Weldy Walker grave marker effort


Images courtesy Craig Brown

How did the second African American to play in the major leagues end up in an unmarked grave in Steubenville, Ohio?

While SABR member Craig Brown can’t answer that “why” question, he can state positively that placing a marker on Weldy Walker‘s burial site is within in reach.

But it can only become reality if he, SABR and the Negro League Baseball Grave Marker Project receive help from us, the fans, historians and researchers who strive to keep the memory of the Negro Leagues alive.

Weldy Walker was the brother of Moses Fleetwood Walker, who became the first black player in what was considered major league baseball in 1884 with the American Association‘s Toledo Blue Stockings.

A few months after Fleet debuted in Toledo, Weldy was briefly added to the roster to become the second African American to play in the majors. (Here is an article I wrote about Weldy for the Oberlin College alumni magazine.)

Fleet died in 1924 and now rests in a marked grave in Steubenville. But Weldy, who passed in 1937, does not have a grave stone.

Last week I conducted an e-mail interview with Craig about the sad situation with Weldy’s grave and the growing effort to rectify it. Below is the text of our cyber conversation …

How did you come across Weldy Walker and his career? What first got you interested in him?

I learned about Weldy Walker as a result of my research into the life of his brother, Moses Fleetwood Walker. For about three years, I have been working with students to have Ohio have a law to designate a day in honor of Moses Fleetwood Walker. The bill is House Bill 87, and it has passed out of the [Ohio House of Representatives State Government] committee.

We are waiting for Speaker Cliff Rosenberger [R-91st District] to decide if it will be voted on by the entire Ohio House of Representatives. We have been assured by a representative of the speaker that he is aware of the bill, and the people have been vocal in their support. We can still use help encouraging him to bring the bill to a vote. It is best to contact him by traditional mail, but an e-mail will help. His contact information can be found at http://www.ohiohouse.gov/cliff-rosenberger.

How did you find out that Weldy’s grave is unmarked? What was your reaction to such a tragic situation for such an influential figure in baseball history?

I realized his grave was unmarked when I visited the site. Moses’ grave was marked by the Oberlin Heisman Club. There are several members of the Walker family buried in Union Cemetery [in Steubenville]. Moses has the only marked grave. I’m not sure if this was due to a cemetery rule from that era or if it was a financial issue.

It seems that the Walkers were very active in the community and were not destitute. It is unfortunate when any grave is unmarked, but Weldy’s situation is unsettling. He made a contribution to baseball, but he also was an early politically active African American and a voice for civil rights.
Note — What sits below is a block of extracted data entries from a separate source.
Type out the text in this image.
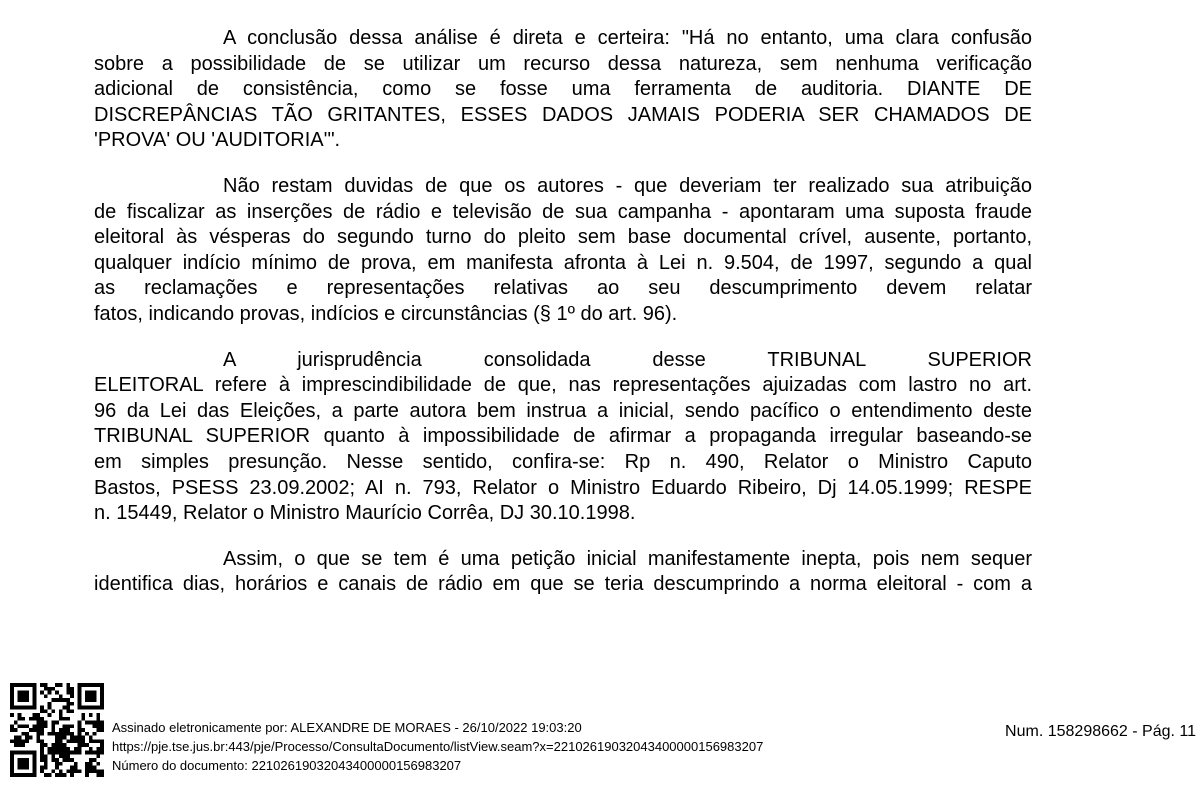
A conclusão dessa análise é direta e certeira: "Há no entanto, uma clara confusão
sobre a possibilidade de se utilizar um recurso dessa natureza, sem nenhuma verificação
adicional de consistência, como se fosse uma ferramenta de auditoria. DIANTE DE
DISCREPÂNCIAS TÃO GRITANTES, ESSES DADOS JAMAIS PODERIA SER CHAMADOS DE
'PROVA' OU 'AUDITORIA'".
Não restam duvidas de que os autores - que deveriam ter realizado sua atribuição
de fiscalizar as inserções de rádio e televisão de sua campanha - apontaram uma suposta fraude
eleitoral às vésperas do segundo turno do pleito sem base documental crível, ausente, portanto,
qualquer indício mínimo de prova, em manifesta afronta à Lei n. 9.504, de 1997, segundo a qual
as reclamações e representações relativas ao seu descumprimento devem relatar
fatos, indicando provas, indícios e circunstâncias (§ 1º do art. 96).
A jurisprudência consolidada desse TRIBUNAL SUPERIOR
ELEITORAL refere à imprescindibilidade de que, nas representações ajuizadas com lastro no art.
96 da Lei das Eleições, a parte autora bem instrua a inicial, sendo pacífico o entendimento deste
TRIBUNAL SUPERIOR quanto à impossibilidade de afirmar a propaganda irregular baseando-se
em simples presunção. Nesse sentido, confira-se: Rp n. 490, Relator o Ministro Caputo
Bastos, PSESS 23.09.2002; AI n. 793, Relator o Ministro Eduardo Ribeiro, Dj 14.05.1999; RESPE
n. 15449, Relator o Ministro Maurício Corrêa, DJ 30.10.1998.
Assim, o que se tem é uma petição inicial manifestamente inepta, pois nem sequer
identifica dias, horários e canais de rádio em que se teria descumprindo a norma eleitoral - com a
Assinado eletronicamente por: ALEXANDRE DE MORAES - 26/10/2022 19:03:20
https://pje.tse.jus.br:443/pje/Processo/ConsultaDocumento/listView.seam?x=22102619032043400000156983207
Número do documento: 22102619032043400000156983207
Num. 158298662 - Pág. 11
Remembering his name and knowing his story can help us connect with our past and better understand our present.

Nathan Marshall of Wellsburg, W.Va., approached me about doing more things to honor the Walker brothers a few months ago. Up until that point, I was focused on HB 87. His interest convinced me that buying Weldy a gravestone could have momentum, and this was possibly something we could do in a relatively short amount of time.


How did you find out about the Negro League Baseball Grave Marker Project? How did you pitch a project on Weldy to Jeremy Krock?

I knew the Negro League Baseball Grave Marker Project existed via searching the Internet. Dr. Leslie Heaphy of Kent State [University] suggested I speak with Jeremy Krock. We connected via e-mail, and he was 100-percent supportive. Although we planned on raising the money for the grave before approaching SABR, we knew it would help our efforts if a donation system was already in place with a professional structure and legitimate record.

Why do you think Walker is buried in an unmarked grave? How did that come about?

I honestly don’t know. It is quite possible discriminatory practices were an issue, or perhaps the family just didn’t have the money. Weldy and Moses were close their entire lives. Their stones will match, and I believe that is fitting.

Are you optimistic about the prospects for success? Why or why not? What can the average person do to contribute to the effort?

We only need to raise $1,300. That isn’t bad. All donations are accepted and will go to memorializing this forgotten man. It is important that when making a contribution via the SABR site, the donor writes “Weldy Walker” in the comments.

[Editor’s note: After I published this post, SABR friend Ralph Carhart commented that Fleet and Weldy Walker might actually have been the second and third players, respectively, in the majors. He noted the case of William White, who played one game for the National League’s Providence Grays in June 1879. There’s ongoing debate about whether White, not the Walkers, was the actual trailblazer — the debate centers around whether White was black or, well, white.]